While we walk trough the rooms that today house the works of Salvador Dalì, we can still hear the echoes of Galileo’s steps. Through a surreal continuum of space and time, Palazzo delle Papesse in Siena now unites two of the biggest geniuses of humanity, from Art and Science.

Alessandro Marchini
Director of the Astronomic Observatory of the University of Siena

Dalí and Mathematical Sciences

His unquenchable thirst for knowledge led Salvador Dalí to enhance his knowledge of Mathematics and Physics. This can clearly be seen from his strong interest in Newton’s law of universal gravitation and Einstein’s general theory of relativity. Dalí was both fascinated by the concepts of psychoanalysis and the subconscious (interior world) and mathematics, as well as physics, representing the laws of the exterior world.
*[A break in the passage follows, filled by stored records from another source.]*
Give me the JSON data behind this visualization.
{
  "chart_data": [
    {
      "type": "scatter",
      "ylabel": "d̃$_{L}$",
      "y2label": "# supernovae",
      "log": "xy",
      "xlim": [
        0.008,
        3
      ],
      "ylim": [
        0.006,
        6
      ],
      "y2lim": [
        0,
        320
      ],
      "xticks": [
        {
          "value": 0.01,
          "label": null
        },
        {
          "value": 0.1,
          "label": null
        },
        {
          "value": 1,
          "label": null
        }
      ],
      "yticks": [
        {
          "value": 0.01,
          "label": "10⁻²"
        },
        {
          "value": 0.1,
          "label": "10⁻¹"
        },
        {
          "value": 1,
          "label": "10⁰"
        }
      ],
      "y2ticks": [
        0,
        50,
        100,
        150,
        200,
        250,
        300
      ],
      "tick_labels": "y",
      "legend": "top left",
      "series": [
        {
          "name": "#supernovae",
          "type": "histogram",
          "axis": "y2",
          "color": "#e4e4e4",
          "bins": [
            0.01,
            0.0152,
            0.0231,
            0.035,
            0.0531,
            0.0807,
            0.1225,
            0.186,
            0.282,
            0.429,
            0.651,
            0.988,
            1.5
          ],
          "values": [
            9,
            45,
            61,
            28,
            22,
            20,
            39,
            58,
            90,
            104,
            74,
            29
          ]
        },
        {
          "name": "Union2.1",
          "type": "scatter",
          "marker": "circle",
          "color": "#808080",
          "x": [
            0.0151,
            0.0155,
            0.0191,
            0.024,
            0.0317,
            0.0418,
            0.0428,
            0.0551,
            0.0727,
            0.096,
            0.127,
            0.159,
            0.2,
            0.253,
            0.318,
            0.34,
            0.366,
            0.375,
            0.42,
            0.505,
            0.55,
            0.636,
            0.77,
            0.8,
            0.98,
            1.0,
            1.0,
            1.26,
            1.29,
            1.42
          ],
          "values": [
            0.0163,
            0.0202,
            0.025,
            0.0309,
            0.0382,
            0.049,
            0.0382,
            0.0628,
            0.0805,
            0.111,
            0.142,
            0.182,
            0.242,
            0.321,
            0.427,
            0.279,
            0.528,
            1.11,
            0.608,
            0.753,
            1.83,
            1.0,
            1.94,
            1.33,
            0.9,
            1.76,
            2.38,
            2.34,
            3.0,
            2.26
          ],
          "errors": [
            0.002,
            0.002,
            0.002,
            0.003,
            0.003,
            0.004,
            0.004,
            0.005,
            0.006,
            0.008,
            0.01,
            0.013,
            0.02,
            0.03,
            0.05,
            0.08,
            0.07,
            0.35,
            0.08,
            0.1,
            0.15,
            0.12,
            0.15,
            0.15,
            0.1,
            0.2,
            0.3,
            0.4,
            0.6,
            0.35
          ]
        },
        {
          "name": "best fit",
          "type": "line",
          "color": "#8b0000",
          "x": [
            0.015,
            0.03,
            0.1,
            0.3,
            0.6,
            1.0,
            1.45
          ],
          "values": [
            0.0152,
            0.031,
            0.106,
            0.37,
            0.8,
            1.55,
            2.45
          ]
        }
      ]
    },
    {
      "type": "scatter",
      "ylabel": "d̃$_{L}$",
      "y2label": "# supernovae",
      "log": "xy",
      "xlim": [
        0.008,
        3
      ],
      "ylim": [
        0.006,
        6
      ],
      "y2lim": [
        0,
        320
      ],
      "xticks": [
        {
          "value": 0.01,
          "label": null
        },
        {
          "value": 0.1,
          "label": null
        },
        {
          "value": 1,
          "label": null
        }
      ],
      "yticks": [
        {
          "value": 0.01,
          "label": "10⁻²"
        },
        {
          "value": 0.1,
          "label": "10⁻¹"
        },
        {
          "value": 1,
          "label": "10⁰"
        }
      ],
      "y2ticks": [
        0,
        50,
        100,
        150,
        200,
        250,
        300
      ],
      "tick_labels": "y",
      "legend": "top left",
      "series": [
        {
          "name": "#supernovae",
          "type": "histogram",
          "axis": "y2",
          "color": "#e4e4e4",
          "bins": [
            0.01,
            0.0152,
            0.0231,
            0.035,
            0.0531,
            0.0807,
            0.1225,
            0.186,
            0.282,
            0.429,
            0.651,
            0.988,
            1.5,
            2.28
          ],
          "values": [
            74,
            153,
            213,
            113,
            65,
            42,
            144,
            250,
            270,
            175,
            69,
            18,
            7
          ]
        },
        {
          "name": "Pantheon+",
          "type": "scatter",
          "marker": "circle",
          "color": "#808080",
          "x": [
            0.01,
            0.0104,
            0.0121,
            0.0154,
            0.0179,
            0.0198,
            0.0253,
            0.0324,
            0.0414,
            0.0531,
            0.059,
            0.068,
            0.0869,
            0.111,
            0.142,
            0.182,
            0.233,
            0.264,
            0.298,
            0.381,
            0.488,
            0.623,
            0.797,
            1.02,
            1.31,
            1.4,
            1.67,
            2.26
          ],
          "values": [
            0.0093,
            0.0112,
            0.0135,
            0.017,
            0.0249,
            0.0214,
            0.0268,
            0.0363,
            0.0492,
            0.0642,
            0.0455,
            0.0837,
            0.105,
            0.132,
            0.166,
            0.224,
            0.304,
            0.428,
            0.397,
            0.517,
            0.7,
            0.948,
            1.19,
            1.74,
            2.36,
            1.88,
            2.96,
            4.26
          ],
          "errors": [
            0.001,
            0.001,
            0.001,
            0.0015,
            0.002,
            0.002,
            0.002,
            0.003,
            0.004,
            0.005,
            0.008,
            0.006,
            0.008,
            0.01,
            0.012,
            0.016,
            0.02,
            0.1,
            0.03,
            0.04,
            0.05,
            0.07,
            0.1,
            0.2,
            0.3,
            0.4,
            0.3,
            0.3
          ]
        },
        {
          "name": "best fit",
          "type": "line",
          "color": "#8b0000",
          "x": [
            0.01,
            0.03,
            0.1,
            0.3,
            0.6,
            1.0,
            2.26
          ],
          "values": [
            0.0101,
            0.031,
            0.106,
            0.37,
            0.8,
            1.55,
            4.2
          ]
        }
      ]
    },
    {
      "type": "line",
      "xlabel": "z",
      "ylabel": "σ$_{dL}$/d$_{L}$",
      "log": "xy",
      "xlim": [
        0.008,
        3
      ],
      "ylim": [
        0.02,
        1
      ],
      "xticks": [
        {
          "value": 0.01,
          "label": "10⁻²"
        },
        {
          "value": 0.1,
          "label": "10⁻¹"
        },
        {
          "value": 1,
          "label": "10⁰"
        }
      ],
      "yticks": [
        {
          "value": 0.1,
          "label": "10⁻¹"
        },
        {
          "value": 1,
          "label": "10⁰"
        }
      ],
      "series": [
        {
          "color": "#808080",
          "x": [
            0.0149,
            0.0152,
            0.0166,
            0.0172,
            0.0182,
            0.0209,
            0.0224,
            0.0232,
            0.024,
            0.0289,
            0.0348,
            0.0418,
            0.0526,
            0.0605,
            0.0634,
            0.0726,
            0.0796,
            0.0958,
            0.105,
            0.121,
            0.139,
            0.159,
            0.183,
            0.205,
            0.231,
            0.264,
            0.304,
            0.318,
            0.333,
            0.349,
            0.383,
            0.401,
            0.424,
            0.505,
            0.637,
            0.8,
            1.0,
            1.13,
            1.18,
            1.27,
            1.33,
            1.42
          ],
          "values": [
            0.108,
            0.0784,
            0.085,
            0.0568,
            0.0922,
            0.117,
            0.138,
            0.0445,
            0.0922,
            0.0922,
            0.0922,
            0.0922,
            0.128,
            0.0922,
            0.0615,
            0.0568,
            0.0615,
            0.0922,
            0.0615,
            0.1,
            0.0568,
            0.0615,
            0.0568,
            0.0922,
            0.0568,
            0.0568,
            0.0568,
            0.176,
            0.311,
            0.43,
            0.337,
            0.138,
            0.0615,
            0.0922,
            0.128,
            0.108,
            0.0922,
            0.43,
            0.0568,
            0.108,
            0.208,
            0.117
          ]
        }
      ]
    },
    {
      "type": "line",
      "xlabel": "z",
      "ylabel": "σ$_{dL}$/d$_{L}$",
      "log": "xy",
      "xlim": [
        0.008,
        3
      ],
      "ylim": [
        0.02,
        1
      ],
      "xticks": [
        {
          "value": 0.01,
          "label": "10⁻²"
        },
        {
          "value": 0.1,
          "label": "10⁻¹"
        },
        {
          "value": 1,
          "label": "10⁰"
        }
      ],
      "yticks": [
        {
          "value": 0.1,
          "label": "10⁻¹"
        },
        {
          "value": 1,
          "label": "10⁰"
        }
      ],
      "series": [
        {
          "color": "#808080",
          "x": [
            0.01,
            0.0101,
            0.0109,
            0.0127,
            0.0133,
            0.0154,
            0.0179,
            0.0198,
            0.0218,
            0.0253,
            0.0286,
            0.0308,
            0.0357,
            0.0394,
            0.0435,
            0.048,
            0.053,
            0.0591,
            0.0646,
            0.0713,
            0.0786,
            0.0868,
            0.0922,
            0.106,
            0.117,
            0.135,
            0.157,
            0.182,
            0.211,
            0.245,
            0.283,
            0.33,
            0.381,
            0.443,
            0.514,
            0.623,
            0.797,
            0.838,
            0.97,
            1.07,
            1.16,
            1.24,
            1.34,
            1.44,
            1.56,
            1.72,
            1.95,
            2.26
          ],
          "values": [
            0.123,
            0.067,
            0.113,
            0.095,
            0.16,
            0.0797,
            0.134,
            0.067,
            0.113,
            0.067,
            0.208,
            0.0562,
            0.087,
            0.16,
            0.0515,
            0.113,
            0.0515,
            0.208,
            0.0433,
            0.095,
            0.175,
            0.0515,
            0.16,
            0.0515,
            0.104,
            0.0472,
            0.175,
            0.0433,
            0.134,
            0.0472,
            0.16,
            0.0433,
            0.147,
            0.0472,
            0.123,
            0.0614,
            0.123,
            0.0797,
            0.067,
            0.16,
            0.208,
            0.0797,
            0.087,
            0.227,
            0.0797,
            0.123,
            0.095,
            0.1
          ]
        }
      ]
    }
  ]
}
Inspired by Heisenberg (1932 Nobel prize in Physics, and one of the founders of quantum mechanics) and his uncertainty principle, the artist wrote in his “Anti-material Manifesto": “In the surrealist period, I wanted to construct an iconography of the interior world, a world of marvels, that stemmed from the studies of my spiritual father, Freud. Today the exterior world, the one of physics, has transcended psychology. My father today is Dr Heisenberg.”

In recent years, prominent international physicists have been providing new and original interpretations of Salvador Dalí’s works.